## Posts Tagged ‘bits’

### Programming Praxis – Population Count

January 28, 2011

In today’s Programming Praxis, our task is to count the active bits in a number. Let’s get started, shall we?

Some imports:

```import Data.Bits
import Data.Word
import qualified Data.IntMap as I
```

We’ll be implementing three different versions. The first is the trivial naive one: go through all the bits and count how many are active. It works for positive and negative numbers of 32 bits or less.

```popCount1 :: Bits a => a -> Int
popCount1 n = length \$ filter (testBit n) [0..31]
```

Next is Wegner’s algorithm, which works best on sparse bit strings. It works on positive and negative numbers of any length.

```popCount2 :: Bits a => a -> Int
popCount2 = length . takeWhile (/= 0) . iterate (\n -> n .&. (n - 1))
```

Finally, there’s the lookup table version, which is faster on large numbers. Unfortunately, it doesn’t handle negative numbers.

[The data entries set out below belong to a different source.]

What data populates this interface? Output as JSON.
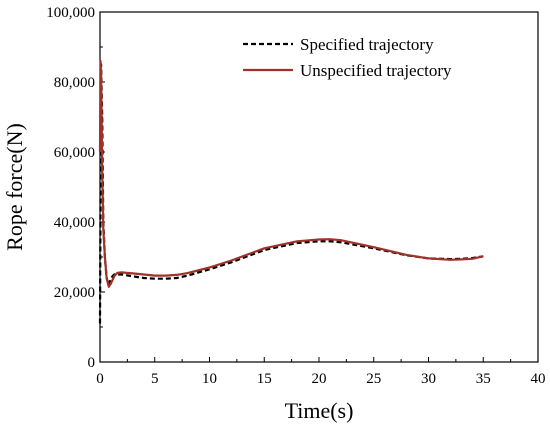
{
  "chart_data": {
    "type": "line",
    "xlabel": "Time(s)",
    "ylabel": "Rope force(N)",
    "xlim": [
      0,
      40
    ],
    "ylim": [
      0,
      100000
    ],
    "x_ticks": [
      0,
      5,
      10,
      15,
      20,
      25,
      30,
      35,
      40
    ],
    "y_ticks": [
      0,
      20000,
      40000,
      60000,
      80000,
      100000
    ],
    "x_tick_labels": [
      "0",
      "5",
      "10",
      "15",
      "20",
      "25",
      "30",
      "35",
      "40"
    ],
    "y_tick_labels": [
      "0",
      "20,000",
      "40,000",
      "60,000",
      "80,000",
      "100,000"
    ],
    "grid": false,
    "legend_position": "top-right",
    "series": [
      {
        "name": "Specified trajectory",
        "color": "#000000",
        "style": "dashed",
        "x": [
          0,
          0.1,
          0.2,
          0.3,
          0.45,
          0.6,
          0.8,
          1.0,
          1.3,
          1.6,
          2,
          3,
          4,
          5,
          6,
          7,
          8,
          10,
          12,
          15,
          18,
          20,
          21,
          22,
          25,
          28,
          30,
          32,
          33,
          34,
          35
        ],
        "y": [
          11000,
          85000,
          70000,
          40000,
          30000,
          24000,
          22000,
          24000,
          25000,
          25000,
          25000,
          24500,
          24000,
          23800,
          23800,
          24000,
          24700,
          26500,
          28500,
          32000,
          34000,
          34500,
          34500,
          34200,
          32500,
          30500,
          29600,
          29400,
          29500,
          29700,
          30200
        ]
      },
      {
        "name": "Unspecified trajectory",
        "color": "#a0322a",
        "style": "solid",
        "x": [
          0,
          0.05,
          0.1,
          0.2,
          0.3,
          0.45,
          0.6,
          0.8,
          1.0,
          1.3,
          1.6,
          2,
          3,
          4,
          5,
          6,
          7,
          8,
          10,
          12,
          15,
          18,
          20,
          21,
          22,
          25,
          28,
          30,
          32,
          33,
          34,
          35
        ],
        "y": [
          60000,
          86000,
          82000,
          55000,
          38000,
          30000,
          24000,
          21500,
          22500,
          24500,
          25500,
          25600,
          25300,
          25000,
          24700,
          24700,
          24900,
          25400,
          27000,
          29000,
          32500,
          34500,
          35000,
          35100,
          34800,
          32800,
          30600,
          29600,
          29200,
          29300,
          29500,
          30200
        ]
      }
    ]
  }
}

```popCount3 :: (Integral a, Bits a) => Int -> a -> Int
popCount3 k = sum . map ((ps I.!) . fromIntegral . (.&. (2^k - 1))) .
takeWhile (/= 0) . iterate (\n -> shiftR n k) where
ps = I.fromList \$ map (\i -> (i, popCount2 i)) [0..2^k - 1]
```

Some unit tests to see if everything is working properly:

```main :: IO ()
main = do print \$ popCount1 (23 :: Int) == 4
print \$ popCount1 (-4 :: Int) == 30
print \$ popCount1 (5 :: Word8) == 2

print \$ popCount2 (23 :: Int) == 4
print \$ popCount2 (-4 :: Int) == 30
print \$ popCount2 (5 :: Word8) == 2
print \$ popCount2 (2^200000 - 1 :: Integer) == 200000

print \$ popCount3 1 (23 :: Int) == 4
print \$ popCount3 8 (5 :: Word8) == 2
print \$ popCount3 16 (2^200000 - 1 :: Integer) == 200000
```

Yep. Though unless you’re going to be working with very large numbers I’d recommend using the second version.